Her work appears in many forms, including film, photography, painting and installation, promoting female independence and liberation, and drawing attention to the denigrating behavior of oppressive societies. Her works are inspired by the society’s need to change and are displayed in open public spaces on purpose, refusing their exposure to galleries or museums, so to communicate directly with the public.

“Even the walls have ears” is a multidimensional installation, which unfolds through simultaneous displays in several Albanian cities: Tirana, Shkodra, Gjirokastra, Korca, Tepelena and Berat. The ongoing research, reflection and on-going experience of our country’s painful past by the artist has been the incentive to bring this work to life. The “walls” are exctly what symbolizes loss of freedom and suffering in prisons and camps of the communist dictatorship from 1945-1990. Walls that hear everything, but don’t confess anything.

In this artwork, the projected texts on the wall as a painting are the symbol of hope for individual freedom, thus breaking all barriers in the pursuit of freedom and open mind: “Forgiveness is a gesture of nobility”, “We must speak openly , because silence is unacceptable “…

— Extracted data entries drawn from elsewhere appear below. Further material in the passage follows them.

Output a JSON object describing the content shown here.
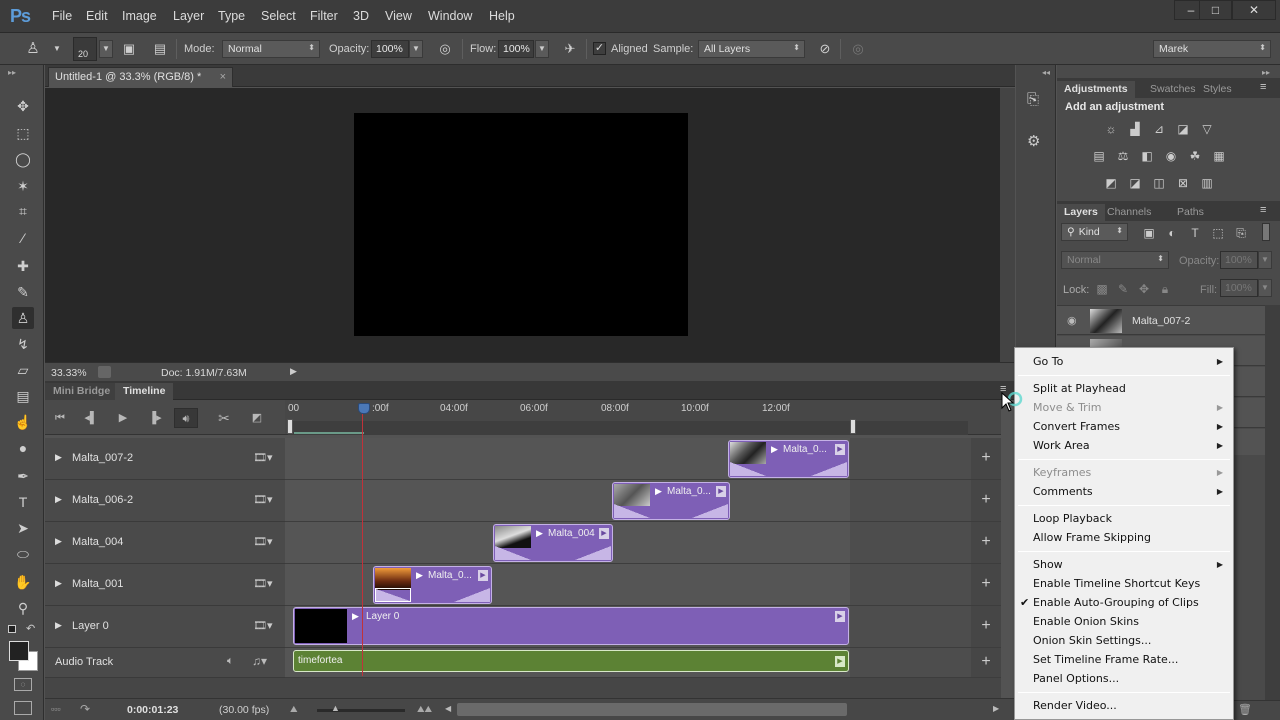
{
  "app": {
    "logo": "Ps"
  },
  "menubar": {
    "items": [
      "File",
      "Edit",
      "Image",
      "Layer",
      "Type",
      "Select",
      "Filter",
      "3D",
      "View",
      "Window",
      "Help"
    ],
    "window_controls": {
      "minimize": "–",
      "maximize": "□",
      "close": "✕"
    }
  },
  "options_bar": {
    "brush_size": "20",
    "mode_label": "Mode:",
    "mode_value": "Normal",
    "opacity_label": "Opacity:",
    "opacity_value": "100%",
    "flow_label": "Flow:",
    "flow_value": "100%",
    "aligned_label": "Aligned",
    "aligned_checked": true,
    "sample_label": "Sample:",
    "sample_value": "All Layers",
    "workspace_value": "Marek"
  },
  "tools": [
    {
      "name": "move-tool",
      "glyph": "✥"
    },
    {
      "name": "marquee-tool",
      "glyph": "⬚"
    },
    {
      "name": "lasso-tool",
      "glyph": "◯"
    },
    {
      "name": "magic-wand-tool",
      "glyph": "✶"
    },
    {
      "name": "crop-tool",
      "glyph": "⌗"
    },
    {
      "name": "eyedropper-tool",
      "glyph": "⁄"
    },
    {
      "name": "healing-brush-tool",
      "glyph": "✚"
    },
    {
      "name": "brush-tool",
      "glyph": "✎"
    },
    {
      "name": "clone-stamp-tool",
      "glyph": "♙"
    },
    {
      "name": "history-brush-tool",
      "glyph": "↯"
    },
    {
      "name": "eraser-tool",
      "glyph": "▱"
    },
    {
      "name": "gradient-tool",
      "glyph": "▤"
    },
    {
      "name": "blur-tool",
      "glyph": "☝"
    },
    {
      "name": "dodge-tool",
      "glyph": "●"
    },
    {
      "name": "pen-tool",
      "glyph": "✒"
    },
    {
      "name": "type-tool",
      "glyph": "T"
    },
    {
      "name": "path-selection-tool",
      "glyph": "➤"
    },
    {
      "name": "ellipse-tool",
      "glyph": "⬭"
    },
    {
      "name": "hand-tool",
      "glyph": "✋"
    },
    {
      "name": "zoom-tool",
      "glyph": "⚲"
    }
  ],
  "document": {
    "tab_title": "Untitled-1 @ 33.3% (RGB/8) *",
    "close_glyph": "×",
    "zoom_level": "33.33%",
    "doc_info": "Doc: 1.91M/7.63M"
  },
  "timeline": {
    "tabs": [
      "Mini Bridge",
      "Timeline"
    ],
    "active_tab": "Timeline",
    "ruler_labels": [
      "00",
      ":00f",
      "04:00f",
      "06:00f",
      "08:00f",
      "10:00f",
      "12:00f"
    ],
    "tracks": [
      {
        "name": "Malta_007-2",
        "clip_label": "Malta_0..."
      },
      {
        "name": "Malta_006-2",
        "clip_label": "Malta_0..."
      },
      {
        "name": "Malta_004",
        "clip_label": "Malta_004"
      },
      {
        "name": "Malta_001",
        "clip_label": "Malta_0..."
      },
      {
        "name": "Layer 0",
        "clip_label": "Layer 0"
      }
    ],
    "audio_track": {
      "name": "Audio Track",
      "clip_label": "timefortea"
    },
    "current_time": "0:00:01:23",
    "fps": "(30.00 fps)",
    "clip_color": "#7e5fb6",
    "audio_color": "#5c8234",
    "playhead_color": "#c0323a"
  },
  "right_panels": {
    "adjustments_tabs": [
      "Adjustments",
      "Swatches",
      "Styles"
    ],
    "add_adjustment": "Add an adjustment",
    "layers_tabs": [
      "Layers",
      "Channels",
      "Paths"
    ],
    "filter_kind": "Kind",
    "blend_mode": "Normal",
    "opacity_label": "Opacity:",
    "opacity_value": "100%",
    "lock_label": "Lock:",
    "fill_label": "Fill:",
    "fill_value": "100%",
    "layers": [
      {
        "name": "Malta_007-2"
      }
    ]
  },
  "context_menu": {
    "items": [
      {
        "label": "Go To",
        "submenu": true,
        "disabled": false
      },
      {
        "sep": true
      },
      {
        "label": "Split at Playhead",
        "submenu": false,
        "disabled": false
      },
      {
        "label": "Move & Trim",
        "submenu": true,
        "disabled": true
      },
      {
        "label": "Convert Frames",
        "submenu": true,
        "disabled": false
      },
      {
        "label": "Work Area",
        "submenu": true,
        "disabled": false
      },
      {
        "sep": true
      },
      {
        "label": "Keyframes",
        "submenu": true,
        "disabled": true
      },
      {
        "label": "Comments",
        "submenu": true,
        "disabled": false
      },
      {
        "sep": true
      },
      {
        "label": "Loop Playback",
        "submenu": false,
        "disabled": false
      },
      {
        "label": "Allow Frame Skipping",
        "submenu": false,
        "disabled": false
      },
      {
        "sep": true
      },
      {
        "label": "Show",
        "submenu": true,
        "disabled": false
      },
      {
        "label": "Enable Timeline Shortcut Keys",
        "submenu": false,
        "disabled": false
      },
      {
        "label": "Enable Auto-Grouping of Clips",
        "submenu": false,
        "disabled": false,
        "checked": true
      },
      {
        "label": "Enable Onion Skins",
        "submenu": false,
        "disabled": false
      },
      {
        "label": "Onion Skin Settings...",
        "submenu": false,
        "disabled": false
      },
      {
        "label": "Set Timeline Frame Rate...",
        "submenu": false,
        "disabled": false
      },
      {
        "label": "Panel Options...",
        "submenu": false,
        "disabled": false
      },
      {
        "sep": true
      },
      {
        "label": "Render Video...",
        "submenu": false,
        "disabled": false
      }
    ]
  }
}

During her research on creating this artwork, the artist traveled throughout Albania documenting a lot of human testimonies, from those of familiar personalities of Albanian art to those of the ordinary people. Each of them has confessed their personal drama and inhuman treatment in the prisons of the communist regime. The artist projected excerpts from these conversations on the walls of public buildings in Albanian cities, from the sunset of May 8th to the sunrise of May 9th, as a visual loudspeaker for the public.